That sounds about right to me. Our net worth fits this - assuming we believe current market valuations - but I don’t feel anywhere near “wealthy”. I’m aware that we’re not struggling and probably FI but that doesn’t translate to wealthy for me. I’m still shopping at Aldi weekly, we don’t dine out, we buy cars cash and run them into the ground (or at least until an idiot totals them for us).
For me, wealthy is when I’ll buy stuff without checking how much it costs. Not sure if that’ll ever happen but $5M isn’t it IMO.
“Comfortable” is being able to live off what you have. That number is highly variable, but can be much lower than $5M.
When your kid’s school is raising money for a new playground, you buy a box of candy bars when you are comfortable. When you are “wealthy”, you donate the playground. Which is to say, what I consider wealthy requires adding an additional zero to the numbers mentioned.
I would say $5m would be pretty “well off”, but not wealthy. Many folks here fall into that category. We all work harder than the average. In our case we have more help now than in the past, because we have managed well & can relax a little more. I still look for bargains, shop at discount stores & like those cash payouts on my Citi double cash cc.
Life is a lot easier now. But many of us can look back at those hard times when we were literally counting those pennies. I still check those prices but buy now if item is desired.
So we’ve come a long way baby! Not wealthy but quite comfortable.
“Feeling” wealthy and “being” wealthy are two different things.
Lots of old people don’t feel old. But they ain’t young.
Its always amazed me how we Americans are averse to claiming wealth.
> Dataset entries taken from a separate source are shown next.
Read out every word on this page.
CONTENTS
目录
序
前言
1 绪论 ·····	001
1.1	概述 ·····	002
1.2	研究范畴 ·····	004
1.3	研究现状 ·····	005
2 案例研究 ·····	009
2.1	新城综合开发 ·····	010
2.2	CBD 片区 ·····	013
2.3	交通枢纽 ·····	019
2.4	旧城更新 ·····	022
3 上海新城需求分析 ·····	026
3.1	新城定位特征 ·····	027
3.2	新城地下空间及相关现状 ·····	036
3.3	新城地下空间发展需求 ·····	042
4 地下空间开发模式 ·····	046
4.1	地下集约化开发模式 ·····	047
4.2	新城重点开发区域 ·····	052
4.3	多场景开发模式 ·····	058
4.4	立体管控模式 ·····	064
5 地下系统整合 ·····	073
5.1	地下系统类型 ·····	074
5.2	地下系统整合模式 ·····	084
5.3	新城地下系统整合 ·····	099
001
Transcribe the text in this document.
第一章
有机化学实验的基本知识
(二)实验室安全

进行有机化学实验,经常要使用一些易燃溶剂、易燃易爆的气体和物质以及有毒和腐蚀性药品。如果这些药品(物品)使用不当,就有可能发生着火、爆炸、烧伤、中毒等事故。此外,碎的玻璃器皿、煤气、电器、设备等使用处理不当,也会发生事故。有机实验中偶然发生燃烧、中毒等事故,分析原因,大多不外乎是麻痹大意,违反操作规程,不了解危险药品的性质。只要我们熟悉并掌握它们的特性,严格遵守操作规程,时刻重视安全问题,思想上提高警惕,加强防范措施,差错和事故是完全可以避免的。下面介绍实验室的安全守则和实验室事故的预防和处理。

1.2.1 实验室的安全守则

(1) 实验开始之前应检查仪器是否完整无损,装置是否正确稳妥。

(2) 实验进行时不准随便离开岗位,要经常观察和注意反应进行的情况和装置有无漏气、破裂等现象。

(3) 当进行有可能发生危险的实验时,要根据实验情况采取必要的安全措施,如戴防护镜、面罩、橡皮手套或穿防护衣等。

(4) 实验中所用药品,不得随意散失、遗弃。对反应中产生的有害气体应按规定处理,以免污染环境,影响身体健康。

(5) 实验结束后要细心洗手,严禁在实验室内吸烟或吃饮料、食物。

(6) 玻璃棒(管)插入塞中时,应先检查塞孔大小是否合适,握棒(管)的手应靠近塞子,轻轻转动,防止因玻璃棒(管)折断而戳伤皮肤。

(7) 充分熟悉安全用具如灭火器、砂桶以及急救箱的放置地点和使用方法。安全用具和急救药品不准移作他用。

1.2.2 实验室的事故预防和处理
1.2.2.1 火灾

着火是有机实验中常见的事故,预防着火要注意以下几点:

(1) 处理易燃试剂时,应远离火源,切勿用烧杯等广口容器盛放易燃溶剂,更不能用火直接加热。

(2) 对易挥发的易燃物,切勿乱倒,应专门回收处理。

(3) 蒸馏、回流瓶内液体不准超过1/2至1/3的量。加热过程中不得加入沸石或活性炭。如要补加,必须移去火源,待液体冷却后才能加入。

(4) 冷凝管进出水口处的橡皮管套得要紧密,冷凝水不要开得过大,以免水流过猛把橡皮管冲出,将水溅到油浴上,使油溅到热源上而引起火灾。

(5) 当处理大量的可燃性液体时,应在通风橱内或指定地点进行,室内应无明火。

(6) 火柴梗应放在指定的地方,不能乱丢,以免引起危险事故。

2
If you ask us it seems that 99% of Americans will swear up and down that they are ‘middle class’. Yet we as a nation spend way too much time working job and striving for wealth.
Also on this topic, I do kind of think that ‘wealth’ measures might work better if they exclcude some amount of home equity and retirement savings. Especially as you get older.
I mean a 63 year old with a paid off house and $750k in their retirement account is not really “rich” cause all that money is just to pay for their looming retirement.
The question wasn’t about how much is needed for each generation to retire today.
The increasing amounts coincide with reality bitchslapping you across your face. Kids think a million dollars is amazing. Then you grow up a little and realize a million dollars isn’t as magical as you thought. So it becomes $1.5 million, until you grow up a little more and find it still isn’t what you thought it’d be. So then it’s $2M, then $2.5M, etc.
The Boomers’ number is twice as much because they’ve been around the block a few times, and know a buck isn’t going to get you as far as younger you thought.
This is probably at least in part due to lifestyle creep. When you’re a kid you have no expenses or responsibilities, so a million bucks can go so far it may need some imagination. As we grow up, we saddle ourselves with expensive responsibilities (spouse, kids, home, cars), and our imagination becomes less … imaginative.
LOL, I thought you were talking about an unplanned pregnancy . But rent increase sounds voluntary. I paid about $500/mo rent in college… and half of $1300/mo rent for a 2-br in LA after graduating. I had a roommate and we didn’t live in a mansion with a view. Maybe a high-rise in NY or SF would set you back $3K/mo. Around here you can rent a whole house a few miles from the beach for that much.